Writing That Affects You…

Do you ever read something and find yourself an emotional mess in both a happy and a sad sense at the same time, a special piece of writing so beautiful, bittersweet and heartbreaking that it just gets you right where it should? These are very rare things to find but I was bowled over by one recently. It’s not a piece of fiction, its not a poem, it was a bold and heart on her sleeve blog post which Shelley Silas posted and one I think you should all read… so go here and do so, right now.

It is a shame that Shelley is Stella Duffy’s wife (no, not in that way they are a lovely couple – I mean as Stella is a judge) and doesn’t have a book out as that piece of writing would make an excellent Green Carnation Prize winner frankly. A voice of utter honesty. That’s what I am looking for, and not just with the prize, but also with my reading in general.  They don’t all have to be emotional in a sad sense, but they need to do something to me. It has to hit me, even if it’s a fit of the absolute giggles that keep bubbling up when you least expect them rather than crying at your computer screen or onto your opened pages. I want to be effected when I read.
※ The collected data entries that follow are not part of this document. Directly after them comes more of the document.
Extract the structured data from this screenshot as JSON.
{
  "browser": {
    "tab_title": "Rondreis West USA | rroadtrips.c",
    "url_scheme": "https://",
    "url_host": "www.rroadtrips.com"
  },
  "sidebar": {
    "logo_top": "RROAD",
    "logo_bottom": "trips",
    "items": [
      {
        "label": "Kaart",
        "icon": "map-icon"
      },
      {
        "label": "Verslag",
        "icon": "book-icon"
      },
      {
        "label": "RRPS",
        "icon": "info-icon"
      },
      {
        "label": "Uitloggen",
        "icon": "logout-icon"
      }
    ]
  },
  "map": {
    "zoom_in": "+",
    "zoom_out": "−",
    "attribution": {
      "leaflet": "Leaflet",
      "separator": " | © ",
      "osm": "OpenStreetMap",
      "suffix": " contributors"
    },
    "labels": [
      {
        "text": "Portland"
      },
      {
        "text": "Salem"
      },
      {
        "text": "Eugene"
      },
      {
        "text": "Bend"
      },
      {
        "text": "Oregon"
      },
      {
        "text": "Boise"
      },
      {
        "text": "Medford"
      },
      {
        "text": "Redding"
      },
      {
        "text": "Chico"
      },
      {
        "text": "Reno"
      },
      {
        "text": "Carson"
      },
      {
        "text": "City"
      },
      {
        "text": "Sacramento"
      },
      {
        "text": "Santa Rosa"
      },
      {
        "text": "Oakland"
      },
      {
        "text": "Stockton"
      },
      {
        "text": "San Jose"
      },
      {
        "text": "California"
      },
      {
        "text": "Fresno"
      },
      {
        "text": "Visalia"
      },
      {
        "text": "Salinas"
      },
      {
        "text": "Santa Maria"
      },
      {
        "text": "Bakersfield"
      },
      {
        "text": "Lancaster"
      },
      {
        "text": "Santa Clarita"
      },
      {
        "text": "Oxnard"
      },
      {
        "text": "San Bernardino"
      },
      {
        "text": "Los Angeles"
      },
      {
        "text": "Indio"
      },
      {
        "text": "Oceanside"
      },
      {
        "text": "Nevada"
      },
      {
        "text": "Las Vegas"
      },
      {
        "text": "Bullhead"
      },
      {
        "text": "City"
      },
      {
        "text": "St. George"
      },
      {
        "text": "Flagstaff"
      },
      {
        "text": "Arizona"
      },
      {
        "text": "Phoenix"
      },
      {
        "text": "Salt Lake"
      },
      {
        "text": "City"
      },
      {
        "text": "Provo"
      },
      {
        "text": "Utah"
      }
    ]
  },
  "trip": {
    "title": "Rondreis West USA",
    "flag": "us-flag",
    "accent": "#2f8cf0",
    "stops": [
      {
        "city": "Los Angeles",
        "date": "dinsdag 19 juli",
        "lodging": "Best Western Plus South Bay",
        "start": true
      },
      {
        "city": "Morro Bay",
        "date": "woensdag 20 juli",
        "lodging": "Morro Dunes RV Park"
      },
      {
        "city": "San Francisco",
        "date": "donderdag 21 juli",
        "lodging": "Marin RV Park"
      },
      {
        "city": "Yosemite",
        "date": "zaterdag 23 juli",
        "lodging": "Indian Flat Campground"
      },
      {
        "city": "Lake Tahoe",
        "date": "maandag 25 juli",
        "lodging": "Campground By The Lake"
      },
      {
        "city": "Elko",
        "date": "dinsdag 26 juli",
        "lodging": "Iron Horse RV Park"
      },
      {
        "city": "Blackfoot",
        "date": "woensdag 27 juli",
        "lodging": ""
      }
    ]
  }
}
Don’t you?

By the way, once you have finished reading Shelley’s wonderful piece, do pop and have a look at the all new Green Carnation site. Feedback wanted there.

What was the last piece of writing that hit you in some way, a piece that really resonated with you?


Filed under Random Savidgeness

14 responses to “Writing That Affects You…

  1. Actually the same thing you described happened to me yesterday: I’m reading Embers by Sandor Marai, and the whole book is a really powerful, but there’s a passage, were the main character tries to define Friendship (the true one) that really moved me. The way the words are used, all the reflection that’s done is so beautifully written that I believe I will never forget it.

    • I have always pondered over Embers whenever I have seen it in a book shop or at the library and wondered if maybe I should give it a whirl. If I see it at the library tomorrow I will pick it up. Thanks for the recommendation Carolina.

  2. I had a similar experience with Embers, myself. Wonderful book. The last book that moved me like that was Visit from the Goon Squad which did it several times by the end. A third one that does that to me is The Great Gatsby which I reread for the nth time last December. Gets me every time.

    • Right I am now going to have to read Embers, and its not brand new so thats even more of a reason. I liked The Great Gatsby, it didnt move me. I dont think I should comment on The Goon Squad hahahaha.

  3. winterlief

    actually, the book I just finished. The Outward Room by Millen Brand. it is a rather quiet book but the impact it had on me was crazy – I felt everything the protagonist felt. never experience something like this before..
    the first time this happened to me was with The History of Love by Nicole Krauss, which is just marvelous. the writing is gorgeous and the characters are lovely.

    • I havent heard of Brand’s book so thats a new to me recommendation right there. I really liked Krauss’ newest novel (the name has escaped me completely) oh, The Great House, so I would like to read The History of Love at some point.

  4. The whole of H.E. Bates’ Fair Stood The Wind for France, which I read a couple of weeks ago, did this for me. Every sentence was gorgeous. And the entire story just sent shivers up my spine.

    PS> Any chance you can re-instate the “recent comments” wotsit in one of your menu bars? I miss following who’s said what on a regular basis.

    • Yes, I need to re-instate that, sorry Kim. I will do it when have finished playing catch up with a month or mores comments and its not just my avatar endlessly.

      I keep looking at the Bates in the library, I should give it a whirl as I always trust your recommendations and you did really love that book.

  5. Thank you very much for that link to the post by Shelley Silas.

  6. I don’t get emotionally affected by books as much as I do films, oddly enough. But the latest to make me cry (which isn’t what you were asking, but it’s along the same lines!) was Saki’s The Unbearable Bassington.

  7. Valerie

    On Thursday I picked up Ian McEwan’s ‘On Chesil Beach’. Though I’m a few years younger (just a few) than Florence and Edward the detail of student life in the 60s really resonated with me. But what a sad tale. Oh how I wanted to enable them to talk to each other and not be so hung up with the sex. Clearly the only thing on his mind and the last thing she wanted or knew how to do. How many couples have spent a lifetime in such agony?


    • Valerie, that in deed is a prime example of a book that affected me a lot too. I am not of the same generation or age as the characters in that book, it just got under my skin and broke my heart a bit. One small incident could ruin so much.